Personal information
- Born: Jonathan Simon Speelman 2 October 1956 (age 69) London, England

Chess career
- Country: England
- Title: Grandmaster (1980)
- FIDE rating: 2495 (July 2026)
- Peak rating: 2645 (July 1988)
- Peak ranking: No. 5 (July 1988)

= Jon Speelman =

English chess grandmaster (born 1956)

Jonathan Simon Speelman (born 2 October 1956) is an English chess grandmaster and author.

==Early life and education==
Jonathan Simon Speelman was born on 2 October 1956 in Marylebone, London. He was educated at St Paul's School, London, and Worcester College, Oxford, where he read mathematics.

==Career==
A winner of the British Chess Championship in 1978, 1985 and 1986, Speelman has been a regular member of the English team for the Chess Olympiad, an international biennial chess tournament organised by FIDE, the World Chess Federation.

He qualified for two Candidates Tournaments:

- In the 1989-1990 cycle, Speelman qualified by placing third in the 1987 interzonal tournament held in Subotica, Yugoslavia. After beating Yasser Seirawan in his first round 4-1, and Nigel Short in the second round 3½-1½, he lost to Jan Timman at the semi-final stage 4½-3½.
- In the following 1990-93 championship cycle, he lost 5½-4½ in the first round to Short, the eventual challenger for Garry Kasparov's crown.

In 1989, Speelman beat Kasparov in a televised speed tournament and then went on to win the event.

On 7 December 1990, Speelman was featured in an experimental interactive BBC Two broadcast called Your Move, which was hosted by Rob Curling and commentated by chess writer William Hartston. In the groundbreaking one-off episode, Speelman was pitted against the audience, who would use a special telephone line to submit their moves, with the move played by the viewers being decided by a democratic vote. Speelman won the match. The broadcast went for approximately three hours, about double the time that it had been scheduled for.

===Writing===
He has written a number of books on chess, including several on the endgame, among them Analysing the Endgame (1981), Endgame Preparation (1981) and Batsford Chess Endings (co-author, 1993).

Among his other books are Best Games 1970-1980 (1982), an analysis of nearly fifty of the best games by top players from that decade, and Jon Speelman's Best Games (1997).
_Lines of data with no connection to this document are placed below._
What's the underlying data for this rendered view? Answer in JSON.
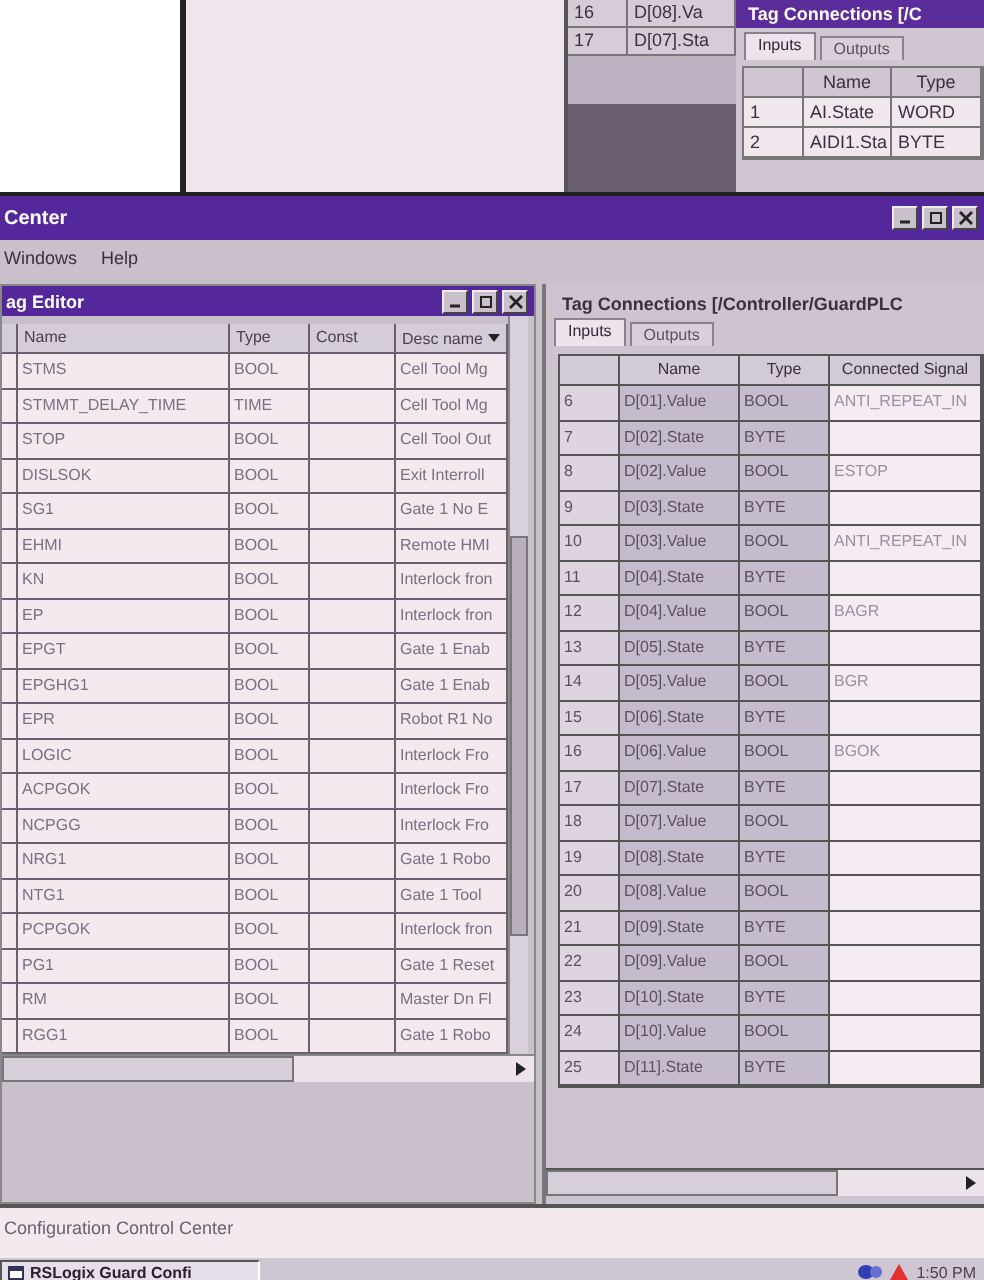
{
  "background_window": {
    "rows": [
      {
        "number": "16",
        "name": "D[08].Va"
      },
      {
        "number": "17",
        "name": "D[07].Sta"
      }
    ],
    "tag_connections": {
      "title": "Tag Connections [/C",
      "tabs": [
        {
          "label": "Inputs",
          "selected": true
        },
        {
          "label": "Outputs",
          "selected": false
        }
      ],
      "columns": [
        "Name",
        "Type"
      ],
      "rows": [
        {
          "number": "1",
          "name": "AI.State",
          "type": "WORD"
        },
        {
          "number": "2",
          "name": "AIDI1.Sta",
          "type": "BYTE"
        }
      ]
    }
  },
  "window": {
    "title": "Center",
    "menu": [
      "Windows",
      "Help"
    ]
  },
  "tag_editor": {
    "title": "ag Editor",
    "columns": [
      "Name",
      "Type",
      "Const",
      "Desc name"
    ],
    "rows": [
      {
        "name": "STMS",
        "type": "BOOL",
        "description": "Cell Tool Mg"
      },
      {
        "name": "STMMT_DELAY_TIME",
        "type": "TIME",
        "description": "Cell Tool Mg"
      },
      {
        "name": "STOP",
        "type": "BOOL",
        "description": "Cell Tool Out"
      },
      {
        "name": "DISLSOK",
        "type": "BOOL",
        "description": "Exit Interroll"
      },
      {
        "name": "SG1",
        "type": "BOOL",
        "description": "Gate 1 No E"
      },
      {
        "name": "EHMI",
        "type": "BOOL",
        "description": "Remote HMI"
      },
      {
        "name": "KN",
        "type": "BOOL",
        "description": "Interlock fron"
      },
      {
        "name": "EP",
        "type": "BOOL",
        "description": "Interlock fron"
      },
      {
        "name": "EPGT",
        "type": "BOOL",
        "description": "Gate 1 Enab"
      },
      {
        "name": "EPGHG1",
        "type": "BOOL",
        "description": "Gate 1 Enab"
      },
      {
        "name": "EPR",
        "type": "BOOL",
        "description": "Robot R1 No"
      },
      {
        "name": "LOGIC",
        "type": "BOOL",
        "description": "Interlock Fro"
      },
      {
        "name": "ACPGOK",
        "type": "BOOL",
        "description": "Interlock Fro"
      },
      {
        "name": "NCPGG",
        "type": "BOOL",
        "description": "Interlock Fro"
      },
      {
        "name": "NRG1",
        "type": "BOOL",
        "description": "Gate 1 Robo"
      },
      {
        "name": "NTG1",
        "type": "BOOL",
        "description": "Gate 1 Tool"
      },
      {
        "name": "PCPGOK",
        "type": "BOOL",
        "description": "Interlock fron"
      },
      {
        "name": "PG1",
        "type": "BOOL",
        "description": "Gate 1 Reset"
      },
      {
        "name": "RM",
        "type": "BOOL",
        "description": "Master Dn Fl"
      },
      {
        "name": "RGG1",
        "type": "BOOL",
        "description": "Gate 1 Robo"
      }
    ]
  },
  "tag_connections": {
    "title": "Tag Connections [/Controller/GuardPLC",
    "tabs": [
      {
        "label": "Inputs",
        "selected": true
      },
      {
        "label": "Outputs",
        "selected": false
      }
    ],
    "columns": [
      "Name",
      "Type",
      "Connected Signal"
    ],
    "rows": [
      {
        "number": "6",
        "name": "D[01].Value",
        "type": "BOOL",
        "signal": "ANTI_REPEAT_IN"
      },
      {
        "number": "7",
        "name": "D[02].State",
        "type": "BYTE"
      },
      {
        "number": "8",
        "name": "D[02].Value",
        "type": "BOOL",
        "signal": "ESTOP"
      },
      {
        "number": "9",
        "name": "D[03].State",
        "type": "BYTE"
      },
      {
        "number": "10",
        "name": "D[03].Value",
        "type": "BOOL",
        "signal": "ANTI_REPEAT_IN"
      },
      {
        "number": "11",
        "name": "D[04].State",
        "type": "BYTE"
      },
      {
        "number": "12",
        "name": "D[04].Value",
        "type": "BOOL",
        "signal": "BAGR"
      },
      {
        "number": "13",
        "name": "D[05].State",
        "type": "BYTE"
      },
      {
        "number": "14",
        "name": "D[05].Value",
        "type": "BOOL",
        "signal": "BGR"
      },
      {
        "number": "15",
        "name": "D[06].State",
        "type": "BYTE"
      },
      {
        "number": "16",
        "name": "D[06].Value",
        "type": "BOOL",
        "signal": "BGOK"
      },
      {
        "number": "17",
        "name": "D[07].State",
        "type": "BYTE"
      },
      {
        "number": "18",
        "name": "D[07].Value",
        "type": "BOOL"
      },
      {
        "number": "19",
        "name": "D[08].State",
        "type": "BYTE"
      },
      {
        "number": "20",
        "name": "D[08].Value",
        "type": "BOOL"
      },
      {
        "number": "21",
        "name": "D[09].State",
        "type": "BYTE"
      },
      {
        "number": "22",
        "name": "D[09].Value",
        "type": "BOOL"
      },
      {
        "number": "23",
        "name": "D[10].State",
        "type": "BYTE"
      },
      {
        "number": "24",
        "name": "D[10].Value",
        "type": "BOOL"
      },
      {
        "number": "25",
        "name": "D[11].State",
        "type": "BYTE"
      }
    ]
  },
  "status_bar": "Configuration Control Center",
  "taskbar": {
    "items": [
      {
        "label": "RSLogix Guard Confi",
        "selected": true
      }
    ],
    "clock": "1:50 PM"
  }
}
Today he is primarily a chess journalist and commentator, being the chess correspondent for The Observer and The Independent and sometimes providing commentary for games on the Internet Chess Club.

==Bibliography==
(partial)
- Speelman, Jonathan (1981). Analysing the Endgame. Batsford (London, England). 142 pages. ISBN 978-0-7134-1909-2.
- Speelman, Jonathan (1981). Endgame Preparation. B.T. Batsford (London, England). 177 pages. ISBN 978-0-7134-4000-3.
- Speelman, Jon (1982). Best Chess Games, 1970–80. Allen & Unwin (London, England; Boston, Massachusetts). 328 pages. ISBN 978-0-04-794015-6.
- Speelman, Jonathan; Tisdall, Jon; Wade, Bob. (1993). Batsford Chess Endings. B.T. Batsford (London, England). 448 pages. ISBN 978-0-7134-4420-9.
- Speelman, Jon (1997). Jon Speelman's Best Games. B.T. Batsford (London, England). 240 pages. ISBN 978-0-7134-6477-1.